Yesterday's brief, nationally televised arraignment began with the presiding judge of Superior Court, Cecil J. Mills, explaining to Mr. Simpson that he faced two first-degree murder charges because it had been alleged that "you did, with malice aforethought, murder Nicole Brown Simpson, a human being," and "Ronald Lyle Goldman, a human being."

"Do you understand the charges against you, sir?" Judge Mills asked.

Mr. Simpson, dressed in a dark blue suit, quickly and forcefully replied, "Yes, Your Honor."

Then, in a moment that in most cases is a foregone conclusion but nevertheless is always a good piece of drama, Judge Mills went to the heart of the day's work.

"How do you plead?" he asked.

Mr.

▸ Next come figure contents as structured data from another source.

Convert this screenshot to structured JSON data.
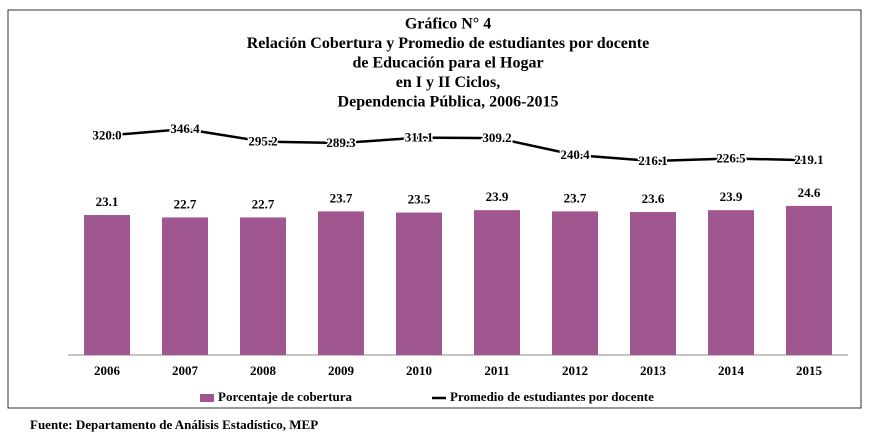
{
  "chart_data": {
    "type": "bar_line",
    "title": [
      "Gráfico N° 4",
      "Relación Cobertura y Promedio de estudiantes por docente",
      "de Educación para el Hogar",
      "en I y II Ciclos,",
      "Dependencia Pública, 2006-2015"
    ],
    "categories": [
      "2006",
      "2007",
      "2008",
      "2009",
      "2010",
      "2011",
      "2012",
      "2013",
      "2014",
      "2015"
    ],
    "series": [
      {
        "name": "Porcentaje de cobertura",
        "type": "bar",
        "color": "#a0568f",
        "values": [
          23.1,
          22.7,
          22.7,
          23.7,
          23.5,
          23.9,
          23.7,
          23.6,
          23.9,
          24.6
        ]
      },
      {
        "name": "Promedio de estudiantes por docente",
        "type": "line",
        "color": "#000000",
        "axis": "y2",
        "values": [
          320,
          346.4,
          295.2,
          289.3,
          311.1,
          309.2,
          240.4,
          216.1,
          226.5,
          219.1
        ],
        "value_labels": [
          "320.0",
          "346.4",
          "295.2",
          "289.3",
          "311.1",
          "309.2",
          "240.4",
          "216.1",
          "226.5",
          "219.1"
        ]
      }
    ],
    "source": "Fuente: Departamento de Análisis Estadístico, MEP"
  }
}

Simpson, who had seemed subdued in many earlier court appearances, noticeably squared his shoulders, then declared, "Absolutely, 100 percent not guilty."

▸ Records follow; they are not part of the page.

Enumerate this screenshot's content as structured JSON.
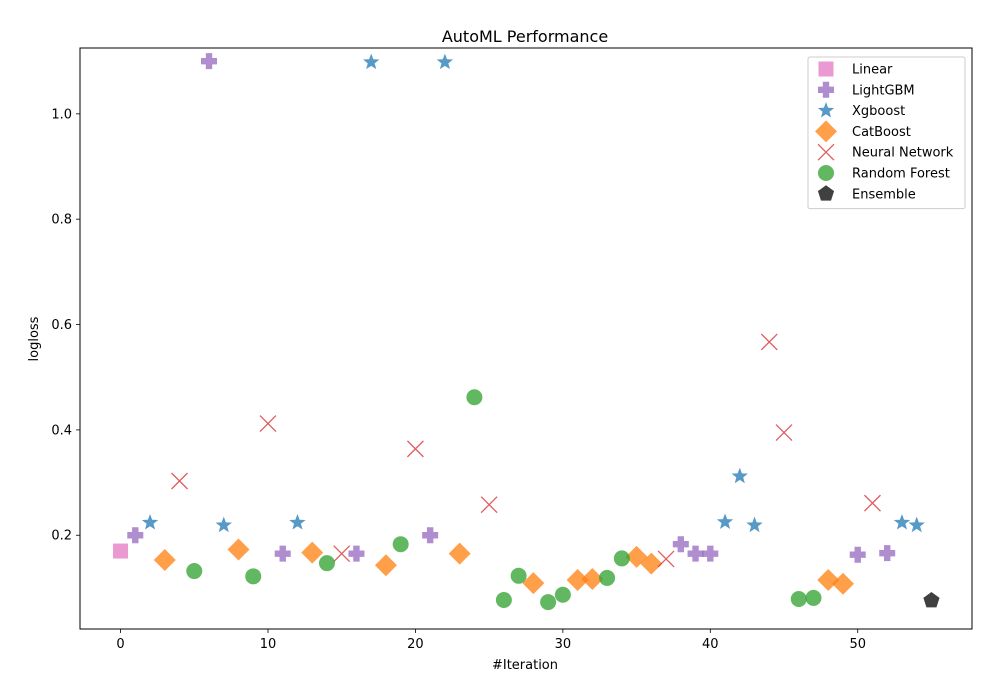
{
  "chart_data": {
    "type": "scatter",
    "title": "AutoML Performance",
    "xlabel": "#Iteration",
    "ylabel": "logloss",
    "xlim": [
      -2.75,
      57.75
    ],
    "ylim": [
      0.022,
      1.125
    ],
    "x_ticks": [
      0,
      10,
      20,
      30,
      40,
      50
    ],
    "y_ticks": [
      0.2,
      0.4,
      0.6,
      0.8,
      1.0
    ],
    "x_tick_labels": [
      "0",
      "10",
      "20",
      "30",
      "40",
      "50"
    ],
    "y_tick_labels": [
      "0.2",
      "0.4",
      "0.6",
      "0.8",
      "1.0"
    ],
    "legend_position": "top-right",
    "grid": false,
    "series": [
      {
        "name": "Linear",
        "marker": "square",
        "color": "#e377c2",
        "points": [
          [
            0,
            0.17
          ]
        ]
      },
      {
        "name": "LightGBM",
        "marker": "plus",
        "color": "#9467bd",
        "points": [
          [
            1,
            0.2
          ],
          [
            6,
            1.1
          ],
          [
            11,
            0.165
          ],
          [
            16,
            0.165
          ],
          [
            21,
            0.2
          ],
          [
            38,
            0.183
          ],
          [
            39,
            0.165
          ],
          [
            40,
            0.165
          ],
          [
            50,
            0.163
          ],
          [
            52,
            0.166
          ]
        ]
      },
      {
        "name": "Xgboost",
        "marker": "star",
        "color": "#1f77b4",
        "points": [
          [
            2,
            0.224
          ],
          [
            7,
            0.219
          ],
          [
            12,
            0.224
          ],
          [
            17,
            1.098
          ],
          [
            22,
            1.098
          ],
          [
            41,
            0.225
          ],
          [
            42,
            0.312
          ],
          [
            43,
            0.219
          ],
          [
            53,
            0.224
          ],
          [
            54,
            0.219
          ]
        ]
      },
      {
        "name": "CatBoost",
        "marker": "diamond",
        "color": "#ff7f0e",
        "points": [
          [
            3,
            0.153
          ],
          [
            8,
            0.173
          ],
          [
            13,
            0.167
          ],
          [
            18,
            0.143
          ],
          [
            23,
            0.165
          ],
          [
            28,
            0.109
          ],
          [
            31,
            0.115
          ],
          [
            32,
            0.117
          ],
          [
            35,
            0.159
          ],
          [
            36,
            0.146
          ],
          [
            48,
            0.115
          ],
          [
            49,
            0.108
          ]
        ]
      },
      {
        "name": "Neural Network",
        "marker": "x",
        "color": "#d62728",
        "points": [
          [
            4,
            0.303
          ],
          [
            10,
            0.412
          ],
          [
            15,
            0.165
          ],
          [
            20,
            0.364
          ],
          [
            25,
            0.258
          ],
          [
            37,
            0.155
          ],
          [
            44,
            0.567
          ],
          [
            45,
            0.395
          ],
          [
            51,
            0.261
          ]
        ]
      },
      {
        "name": "Random Forest",
        "marker": "circle",
        "color": "#2ca02c",
        "points": [
          [
            5,
            0.132
          ],
          [
            9,
            0.122
          ],
          [
            14,
            0.147
          ],
          [
            19,
            0.183
          ],
          [
            24,
            0.462
          ],
          [
            26,
            0.077
          ],
          [
            27,
            0.123
          ],
          [
            29,
            0.073
          ],
          [
            30,
            0.087
          ],
          [
            33,
            0.119
          ],
          [
            34,
            0.156
          ],
          [
            46,
            0.079
          ],
          [
            47,
            0.081
          ]
        ]
      },
      {
        "name": "Ensemble",
        "marker": "pentagon",
        "color": "#000000",
        "points": [
          [
            55,
            0.076
          ]
        ]
      }
    ]
  }
}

A few minor legal exchanges and asides followed between Judge Mills and the lawyers. Among other things, the judge noted that the defense team, already stacked with nationally renowned criminal lawyers, had added another, Johnnie Cochran Jr. of Los Angeles, whose clients have included entertainer Michael Jackson and Reginald Denny, the white trucker beaten during the Los Angeles riots.

Mr. Cochran, 56, a former top prosecutor in the Los Angeles County district attorney's office, is known for his skills as a trial lawyer.

With family members of the victims looking on, the judge closed the proceedings, saying, "The defendant is remanded to the custody of the sheriff without bail."

As Mr. Simpson was being escorted from the courtroom, he flashed a thumbs-up sign.

Mr. Simpson is not eligible under California law to go free on bond because he is charged with two counts of first-degree murder.

His defense team spent most of the past week filing motions and leaking stories intended to seed doubt about the prosecution's case in the minds of potential jurors. Before that, the prosecution was on the offensive with leaks and statements meant to chip away at Mr. Simpson's celebrity.

Immediately after yesterday's hearing, the defense team filed still more motions, this time trying to cast doubt on the prosecution's blood-testing methods and demanding, as it had earlier, that its forensic experts also be allowed to test blood spots found at the scene of the killings and elsewhere.

The motions expressed fear that the prosecution serologists would use up all the spots before defense serologists could gain access to them, and asked that such access be granted immediately.

Should the motions be denied, the defense team argued, there was a danger that "some crucial evidence in this case will be needlessly consumed and destroyed without the defense ever getting an opportunity to conduct its own independent testing."

Judge Ito set a hearing on the motions for Monday.